Machine Learning, Programming

Memory-mapped CPU tensor between Torch, Numpy, Jax and TensorFlow

This is just a fun experiment to answer the question: how can I share a memory-mapped tensor from PyTorch to Numpy, Jax and TensorFlow in CPU without copy and making sure changes done in memory by torch are reflected on all these shared tensors ?

One approach is shown below:

import torch
import tensorflow as tf
import numpy as np
import jax.numpy as jnp
import jax.dlpack

# Create the tensor and persist
t = torch.randn(10, dtype=torch.float32)
t.numpy().tofile("tensor.pt")

# Memory-map the file with PyTorch
t_mapped = torch.from_file("tensor.pt", shared=True, size=10, dtype=torch.float32)

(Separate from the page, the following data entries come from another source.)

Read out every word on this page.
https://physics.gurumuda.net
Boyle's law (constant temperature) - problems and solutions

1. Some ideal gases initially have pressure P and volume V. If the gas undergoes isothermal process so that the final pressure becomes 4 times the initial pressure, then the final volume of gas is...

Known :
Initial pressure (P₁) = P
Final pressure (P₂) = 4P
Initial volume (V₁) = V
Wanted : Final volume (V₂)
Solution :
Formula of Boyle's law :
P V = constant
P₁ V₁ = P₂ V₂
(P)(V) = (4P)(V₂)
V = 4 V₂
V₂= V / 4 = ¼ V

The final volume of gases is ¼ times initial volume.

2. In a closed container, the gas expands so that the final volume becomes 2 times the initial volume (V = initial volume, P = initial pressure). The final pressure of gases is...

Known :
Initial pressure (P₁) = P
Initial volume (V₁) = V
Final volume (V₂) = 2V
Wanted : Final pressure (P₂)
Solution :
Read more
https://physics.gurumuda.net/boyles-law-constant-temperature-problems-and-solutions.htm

# Memory-map it with numpy, the same tensor
n_mapped = np.memmap("tensor.pt", dtype='float32', mode='r+', shape=(10))

# Convert it to Jax, will reuse the same buffer
j_mapped = jnp.asarray(n_mapped)

# Convert it to dlpack capsule and load in TensorFlow
dlcapsule = jax.dlpack.to_dlpack(j_mapped)
tf_mapped = tf.experimental.dlpack.from_dlpack(dlcapsule)

Now the fun part begins, I will change the tensor in PyTorch and we will check what happens in the Numpy, Jax and TensorFlow tensors:

>>> t_mapped.fill_(42.0) # Changing only PyTorch tensorA
tensor([42., 42., 42., 42., 42., 42., 42., 42., 42., 42.])

>>> n_mapped # Numpy Array
memmap([42., 42., 42., 42., 42., 42., 42., 42., 42., 42.], dtype=float32)

>>> j_mapped # Jax Array
Array([42., 42., 42., 42., 42., 42., 42., 42., 42., 42.], dtype=float32)

>>> tf_mapped # TensorFlow Tensor
<tf.Tensor: shape=(10,), dtype=float32, numpy=array([42., 42., 42., 42., 42., 42., 42., 42., 42., 42.], dtype=float32)>

As you can see from above, changes in the torch tensor reflected back into Numpy, Jax and TensorFlow, that’s the magic of memmap().